When it comes to baseball and baseball stats, a lot of people - myself included - have trouble seeing things in a non-linear way. Team A is on pace to go 81-81, ergo they probably will end the season with that record. This can be a fun thing to poke fun at early in the year, for example looking at the pace a player is on in April.
For example, as of four days ago, Miguel Cabrera was on pace to hit .385/.459/.682 with 48 HRs and 196 RBIs. That's bound to happen, right?
Matt Kemp's first 29 games of 2012 saw him hit .406/.488/.832 with 12 HRs and 27 RBIs. He would end the year with 23 HRs in 106 games and a slash line of .303/.367/.538.
The same happens with some pitchers. Adam Wainwright had a 6.16 ERA after seven starts in 2012, but would finish the year with an ERA of 3.94.
Some players just start strong and end poorly, or vice versa.
That being said, I figured it would be interesting to look at stats of Blue Jays players to see how they are currently faring as compared to last year at the same point. Let's begin with the five original starting pitchers. Again, the 2012 stats represent how the pitcher did up until May 30 of last year.
2012: 3.31 ERA .215/.267/.387 line against
2013: 4.85 ERA .239/.321/.444 line against
Dickey was supposed to be the staff ace, and so far, he has disappointed a bit. There has already been a fair bit of work done on RA Dickey's troubles this year - most of the issues seem to stem from his loss in velocity. From this you might expect to see a higher walk rate, more hits allowed, and more runs against.
2012: 3.47 ERA .208/.270/.372
2013: 5.63 ERA .286/.339/.541
If the average player against Brandon Morrow were an actual, real player, he would have the 17th-highest SLG in the league. That's not good. Last year, Brandon Morrow broke out, posting an ERA of 2.96 with 2.4 WAR. At this point last year, though, he was slightly worse, posting that ERA of 3.47. His numbers are definitely up (or, down, depending on how you look at it) this year, but look for things to turn around based on Morrow's generally stronger second half.

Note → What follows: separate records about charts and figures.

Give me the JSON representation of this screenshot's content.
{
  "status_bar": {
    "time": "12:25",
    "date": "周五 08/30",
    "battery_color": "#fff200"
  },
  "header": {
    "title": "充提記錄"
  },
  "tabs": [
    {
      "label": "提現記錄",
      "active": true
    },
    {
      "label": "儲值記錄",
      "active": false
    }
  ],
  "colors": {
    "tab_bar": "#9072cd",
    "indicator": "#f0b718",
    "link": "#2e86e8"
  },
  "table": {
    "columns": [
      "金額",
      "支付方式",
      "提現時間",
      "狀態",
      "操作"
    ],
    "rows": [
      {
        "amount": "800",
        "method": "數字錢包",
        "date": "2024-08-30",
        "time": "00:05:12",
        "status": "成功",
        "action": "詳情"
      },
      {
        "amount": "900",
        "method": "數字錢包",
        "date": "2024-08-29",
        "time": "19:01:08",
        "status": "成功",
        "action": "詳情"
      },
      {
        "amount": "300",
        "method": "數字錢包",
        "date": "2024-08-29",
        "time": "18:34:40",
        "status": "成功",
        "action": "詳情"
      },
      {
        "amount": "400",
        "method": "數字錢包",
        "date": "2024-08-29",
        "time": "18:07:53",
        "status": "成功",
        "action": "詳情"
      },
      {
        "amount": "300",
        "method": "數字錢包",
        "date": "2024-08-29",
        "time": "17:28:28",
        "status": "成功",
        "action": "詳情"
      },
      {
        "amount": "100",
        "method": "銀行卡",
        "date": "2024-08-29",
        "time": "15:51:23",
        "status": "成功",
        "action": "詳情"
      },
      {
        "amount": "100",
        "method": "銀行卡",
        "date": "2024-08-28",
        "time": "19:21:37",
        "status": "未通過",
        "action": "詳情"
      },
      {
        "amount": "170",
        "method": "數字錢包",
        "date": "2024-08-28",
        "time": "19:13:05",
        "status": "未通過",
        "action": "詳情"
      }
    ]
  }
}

2012: 3.26 ERA .254/.287/.392
2013: 5.51 ERA .273/.332/.457
Mark Buehrle has ben one of the most consistent pitchers in baseball over the last 12 years, throwing over 200 innings in each while maintaining a solid ERA. This year, Buehrle's ERA is through the roof, sitting at 5.51. At this point last year, his ERA was a good as it was at any point in the season. Buehrle finished last year with an ERA of 5.56. Could the move to the AL East at age 34 do him in? Buehrle's strongest months have always been May June and July, whereas April has always been his worst. This year, Buehrle's ERA in April was 6.35, and in May, 4.89. Not good at all, but getting somewhere. I'm thinking in a linear way again.
2012: 4.87 ERA .313/.366/.405
2013: 6.86 ERA .329/.396/.482
Josh Johnson is currently rehabbing from an injury, just like he did at one point in 2007, and 2008, and 2010, and 2011, and now 2013. That's just what happens when you are 6 foot 7, weigh 252 pounds, and throw the ball 95+ miles per hour, I guess. Last year, Johnson posted a 1.87 ERA in June, when he faced Atlanta, Boston, Tampa, Toronto, and Philly.
2012: 4.37 ERA .283/.344/.491
2013: 4.91 ERA .250/.347/.406
J.A. Happ is also currently on the DL with a knee issue. Happ had ben one of the better starters for Toronto this year, despite the 4.91 ERA. Over his career, Happ has been much better in the second half of the season, posting an ERA 80 points higher than that in the first half. Happ's K/9 (7.09), BB/9 (5.18), BABIP (.287), and LOB % (69.0%) are all hovering around his career average, so I would expect that when he returns, Happ will continue to produce around the same level.
That's it as far as starters go. It seems as though compared to last year, nearly every pitcher this year is doing much worse, but I don't think I had to tell you that.